The first property is well-known and follows from the definition of the Dirac delta as a distribution, where it acts on test functions via $δ(ϕ)=ϕ(0)$. However, I am uncertain about the second property, which restricts the integration to a finite interval $[a−ϵ,a+ϵ]$:
- Is this a proven property of the Dirac delta, derived rigorously from its definition as a distribution?
- Alternatively, could this be taken as a definition, justified by a natural interpretation?
Some may argue that this follows intuitively by splitting the integral as:
$$ f(a) = \int_{-\infty}^{\infty} f(x) \delta(x-a)dx = \int_{-\infty}^{a-\epsilon} f(x) \delta(x-a)dx + \int_{a-\epsilon}^{a+\epsilon} f(x) \delta(x-a)dx + \int_{a+\epsilon}^{\infty} f(x) \delta(x-a)dx $$ Then, using the heuristic definition:
$$\delta(x - a)={\begin{cases} \infty &x = a\\ 0,&{\text{otherwise}}\end{cases}}$$
one might claim that $δ(x−a)=0$ outside $[a−ϵ,a+ϵ]$, leading to:
$$ f(a) = \int_{-\infty}^{\infty} f(x) \delta(x-a)dx = \int_{a-\epsilon}^{a+\epsilon} f(x) \delta(x-a)dx $$
However, I see two issues with this reasoning:
- The heuristic definition of $δ(x−a)$ as an "infinite spike at $x=a$" is informal. Since $δ(x−a)$ is not a classical function, we cannot speak about its value outside the integral.
- The integral splitting above is valid for classical functions, but $\int_{-\infty}^{\infty} f(x) \delta(x-a)dx$ is not a standard Riemann or Lebesgue integral—it represents the action of a distribution.

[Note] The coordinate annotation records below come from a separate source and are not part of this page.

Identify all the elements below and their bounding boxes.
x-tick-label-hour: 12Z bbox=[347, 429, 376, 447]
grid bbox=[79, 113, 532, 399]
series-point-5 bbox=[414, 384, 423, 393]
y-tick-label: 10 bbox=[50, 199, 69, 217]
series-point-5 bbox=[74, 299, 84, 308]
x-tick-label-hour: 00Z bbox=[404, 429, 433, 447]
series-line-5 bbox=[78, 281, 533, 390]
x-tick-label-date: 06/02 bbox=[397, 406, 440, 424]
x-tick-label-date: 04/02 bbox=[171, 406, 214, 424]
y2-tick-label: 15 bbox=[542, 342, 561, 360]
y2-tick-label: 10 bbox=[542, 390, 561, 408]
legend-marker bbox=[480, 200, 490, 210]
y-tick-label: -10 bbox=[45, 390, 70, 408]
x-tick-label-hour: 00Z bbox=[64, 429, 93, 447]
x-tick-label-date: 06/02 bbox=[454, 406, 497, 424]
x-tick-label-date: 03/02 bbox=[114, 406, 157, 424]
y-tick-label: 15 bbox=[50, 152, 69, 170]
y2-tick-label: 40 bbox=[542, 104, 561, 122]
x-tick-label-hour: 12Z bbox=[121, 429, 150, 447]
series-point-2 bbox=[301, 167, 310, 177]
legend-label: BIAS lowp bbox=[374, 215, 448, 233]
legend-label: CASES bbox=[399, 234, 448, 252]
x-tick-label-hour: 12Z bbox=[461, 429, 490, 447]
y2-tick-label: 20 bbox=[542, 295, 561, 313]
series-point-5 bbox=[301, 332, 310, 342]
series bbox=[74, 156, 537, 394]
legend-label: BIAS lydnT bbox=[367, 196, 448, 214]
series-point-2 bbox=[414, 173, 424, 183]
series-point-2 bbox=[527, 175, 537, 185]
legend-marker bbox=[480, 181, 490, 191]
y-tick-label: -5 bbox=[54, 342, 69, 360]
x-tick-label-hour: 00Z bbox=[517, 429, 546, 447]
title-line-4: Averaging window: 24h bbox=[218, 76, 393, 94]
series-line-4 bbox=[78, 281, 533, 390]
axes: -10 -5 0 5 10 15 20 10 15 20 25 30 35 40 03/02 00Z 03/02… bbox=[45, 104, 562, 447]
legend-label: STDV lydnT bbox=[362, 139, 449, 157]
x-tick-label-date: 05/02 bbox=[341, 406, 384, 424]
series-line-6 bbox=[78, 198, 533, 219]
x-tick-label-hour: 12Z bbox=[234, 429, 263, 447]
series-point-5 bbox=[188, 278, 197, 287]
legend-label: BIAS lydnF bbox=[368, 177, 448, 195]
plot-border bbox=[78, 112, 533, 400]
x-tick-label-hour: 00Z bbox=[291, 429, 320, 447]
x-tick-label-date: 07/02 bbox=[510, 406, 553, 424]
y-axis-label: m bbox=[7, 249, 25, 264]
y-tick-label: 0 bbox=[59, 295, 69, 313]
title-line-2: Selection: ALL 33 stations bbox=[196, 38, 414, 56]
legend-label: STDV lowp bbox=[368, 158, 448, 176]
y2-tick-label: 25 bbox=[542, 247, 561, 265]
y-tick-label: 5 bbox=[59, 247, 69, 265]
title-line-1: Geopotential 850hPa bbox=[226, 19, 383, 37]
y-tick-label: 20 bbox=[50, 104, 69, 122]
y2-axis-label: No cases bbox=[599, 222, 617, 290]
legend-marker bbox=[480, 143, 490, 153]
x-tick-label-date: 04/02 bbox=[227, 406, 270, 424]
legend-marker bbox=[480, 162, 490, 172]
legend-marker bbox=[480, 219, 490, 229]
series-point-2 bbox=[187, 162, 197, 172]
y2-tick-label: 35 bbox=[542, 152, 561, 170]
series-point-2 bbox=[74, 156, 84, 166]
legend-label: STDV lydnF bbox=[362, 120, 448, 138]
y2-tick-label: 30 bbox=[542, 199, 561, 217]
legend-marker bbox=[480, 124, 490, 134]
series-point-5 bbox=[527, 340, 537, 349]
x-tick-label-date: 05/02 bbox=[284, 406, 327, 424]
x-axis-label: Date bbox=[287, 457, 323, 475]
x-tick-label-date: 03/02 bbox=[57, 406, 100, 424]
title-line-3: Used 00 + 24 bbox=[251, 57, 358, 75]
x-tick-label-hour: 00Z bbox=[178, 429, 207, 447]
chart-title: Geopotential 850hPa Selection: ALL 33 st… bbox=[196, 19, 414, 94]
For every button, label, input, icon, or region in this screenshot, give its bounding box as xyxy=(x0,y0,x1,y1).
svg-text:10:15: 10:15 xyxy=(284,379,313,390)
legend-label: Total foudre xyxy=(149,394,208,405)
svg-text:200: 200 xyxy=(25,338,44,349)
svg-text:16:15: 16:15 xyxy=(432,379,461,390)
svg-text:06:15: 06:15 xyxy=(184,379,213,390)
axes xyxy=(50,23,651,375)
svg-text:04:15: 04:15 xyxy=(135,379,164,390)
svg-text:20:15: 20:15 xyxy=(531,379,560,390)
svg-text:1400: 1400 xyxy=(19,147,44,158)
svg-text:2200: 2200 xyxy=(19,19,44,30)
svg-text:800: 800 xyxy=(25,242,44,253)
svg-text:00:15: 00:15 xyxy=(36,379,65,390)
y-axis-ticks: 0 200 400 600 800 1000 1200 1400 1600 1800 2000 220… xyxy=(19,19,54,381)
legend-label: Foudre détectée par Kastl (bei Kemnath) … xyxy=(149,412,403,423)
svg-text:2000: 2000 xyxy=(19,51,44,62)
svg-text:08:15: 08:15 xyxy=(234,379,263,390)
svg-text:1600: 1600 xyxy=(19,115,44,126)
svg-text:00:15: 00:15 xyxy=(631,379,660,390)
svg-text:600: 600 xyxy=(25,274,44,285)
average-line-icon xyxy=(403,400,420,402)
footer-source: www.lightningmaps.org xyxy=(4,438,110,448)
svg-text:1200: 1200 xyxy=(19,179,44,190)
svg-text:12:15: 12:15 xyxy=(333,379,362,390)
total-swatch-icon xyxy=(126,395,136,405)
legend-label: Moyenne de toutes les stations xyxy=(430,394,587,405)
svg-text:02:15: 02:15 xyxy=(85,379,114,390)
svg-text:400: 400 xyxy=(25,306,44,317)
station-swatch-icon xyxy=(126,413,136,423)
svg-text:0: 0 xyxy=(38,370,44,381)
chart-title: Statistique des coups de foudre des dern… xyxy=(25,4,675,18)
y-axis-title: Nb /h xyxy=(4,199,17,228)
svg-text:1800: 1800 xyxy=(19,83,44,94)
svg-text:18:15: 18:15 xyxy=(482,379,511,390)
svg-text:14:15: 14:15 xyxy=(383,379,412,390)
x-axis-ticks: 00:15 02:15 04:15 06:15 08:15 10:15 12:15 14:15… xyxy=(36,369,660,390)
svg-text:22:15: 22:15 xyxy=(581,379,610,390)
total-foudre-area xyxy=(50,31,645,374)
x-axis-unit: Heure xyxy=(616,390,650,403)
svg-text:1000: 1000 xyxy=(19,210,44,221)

So, is the property $\int_{a-\epsilon}^{a+\epsilon} f(x) \delta(x-a)dx=f(a)$ a rigorously proven result, or does it rely on an interpretive extension of the Dirac delta's sifting property?
Edit
Another approach might be to write:
$$\int_{a- \epsilon}^{a+\epsilon} f(x) \delta(x-a)dx=\int_{\mathbb{R}} f(x) 1_{(a-\epsilon,a+\epsilon)} (x)\delta(x-a)dx$$
as suggested in the comment. However, this approach, like the first one, involves treating $δ(x)$ outside the context of an integral over $\mathbb{R}$, which is the main issue. Really, our problem lies in the interval of integration, not the integrand. If such an interpretation were valid, the first approach would already have been sufficient.